Nano Tomi F, Capaldi Dante P I, Yeung Timothy, Chuang Cynthia F, Wang Lei, Descovich Martina
Department of Radiation Oncology, University of California San Francisco, San Francisco, CA, 94143, USA.
Department of Radiation Oncology, Stanford University, Stanford, CA, 94305-6104, USA.
Med Phys. 2020 Dec;47(12):6163-6170. doi: 10.1002/mp.14537. Epub 2020 Oct 28.
To investigate the effects of CT protocol and in-room x-ray technique on CyberKnife (Accuray Inc.) tracking accuracy by evaluating end-to-end tests.
End-to-end (E2E) tests were performed for the different tracking methods (6D skull, fiducial, spine, and lung) using an anthropomorphic head phantom (Accuray Inc.) and thorax phantom (CIRS Inc.). Bolus was added to the thorax phantom to simulate a large patient and to evaluate the performance of lung tracking in a more realistic condition. The phantoms were scanned with a Siemens Sensation Open 24 slice CT at low dose (120 kV, 70 mAs, 1.5 mm slice thickness) and high dose (120 kV, 700 mAs, 1.5 mm slice thickness) to generate low-dose and high-dose digitally reconstructed radiographs (DRRs). The difference in initial phantom alignment, Δ(Align), and in total targeting accuracy, E2E, were obtained for all tracking methods with low- and high-dose DRRs. Additionally, Δ(Align) was determined for different in-room x-ray imaging techniques (0.5 to 50 mAs and 100 to 140 kV) using a low-dose lung tracking plan.
Low-dose CT scans produced images with high noise; however, for these phantoms the targets could be easily delineated on all scans. End-to-end results were less than 0.95 mm for all tracking methods and all plans. The greatest difference in initial alignment Δ(Align) and E2E results between low- and high-dose CT protocols was 0.32 and 0.24 mm, respectively. Similar results were observed with a large thorax phantom. Tracking using different in-room x-ray imaging techniques (mAs) corresponding to low exposures (resulting in high image noise) or high exposure (resulting in image saturation) had alignment accuracy Δ(Align) greater than 1 mm.

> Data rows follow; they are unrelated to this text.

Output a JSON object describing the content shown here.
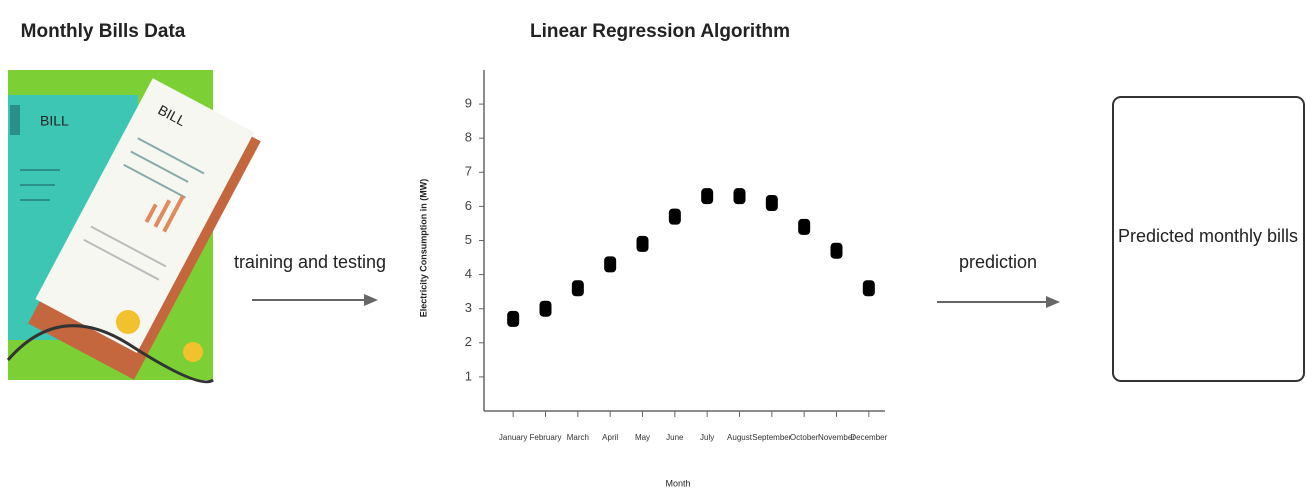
{
  "left_title": "Monthly Bills Data",
  "illustration_labels": [
    "BILL",
    "BILL"
  ],
  "arrow_labels": [
    "training and testing",
    "prediction"
  ],
  "output_box": "Predicted monthly bills",
  "chart_data": {
    "type": "scatter",
    "title": "Linear Regression Algorithm",
    "x_label": "Month",
    "y_label": "Electricity Consumption in (MW)",
    "categories": [
      "January",
      "February",
      "March",
      "April",
      "May",
      "June",
      "July",
      "August",
      "September",
      "October",
      "November",
      "December"
    ],
    "values": [
      2.7,
      3.0,
      3.6,
      4.3,
      4.9,
      5.7,
      6.3,
      6.3,
      6.1,
      5.4,
      4.7,
      3.6
    ],
    "color": "#000000",
    "ylim": [
      0,
      10
    ],
    "yticks": [
      1,
      2,
      3,
      4,
      5,
      6,
      7,
      8,
      9
    ]
  }
}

End-to-end targeting accuracy within tolerance (<0.95 mm) was obtained for all tracking methods using low-dose CT protocols, suggesting that CT protocol should be set by target contouring needs. Additionally, high tracking accuracy was achieved for in-room x-ray imaging techniques that produce high-quality images.
通过评估端到端测试,研究CT协议和室内X射线技术对射波刀(Accuray公司)跟踪精度的影响。
使用拟人化头部模型(Accuray公司)和胸部模型(CIRS公司),对不同的跟踪方法(6D颅骨、基准点、脊柱和肺部)进行端到端(E2E)测试。在胸部模型中添加 bolus 以模拟大型患者,并在更真实的条件下评估肺部跟踪的性能。使用西门子Sensation Open 24层CT对模型进行低剂量(120 kV,70 mAs,1.5 mm层厚)和高剂量(120 kV,700 mAs,1.5 mm层厚)扫描,以生成低剂量和高剂量数字重建射线照片(DRR)。获得所有跟踪方法在低剂量和高剂量DRR下的初始模型对齐差异Δ(Align)和总靶向精度E2E。此外,使用低剂量肺部跟踪计划,确定不同室内X射线成像技术(0.5至50 mAs和100至140 kV)的Δ(Align)。
低剂量CT扫描产生的图像噪声较高;然而,对于这些模型,目标在所有扫描中都能轻松勾勒出来。所有跟踪方法和所有计划的端到端结果均小于0.95 mm。低剂量和高剂量CT协议之间初始对齐Δ(Align)和E2E结果的最大差异分别为0.32和0.24 mm。在大型胸部模型中也观察到了类似结果。使用对应于低曝光(导致高图像噪声)或高曝光(导致图像饱和)的不同室内X射线成像技术(mAs)进行跟踪时,对齐精度Δ(Align)大于1 mm。
使用低剂量CT协议的所有跟踪方法均获得了公差范围内(<0.95 mm)的端到端靶向精度,这表明CT协议应根据目标轮廓需求进行设置。此外,对于产生高质量图像 的室内X射线成像技术,实现了高跟踪精度。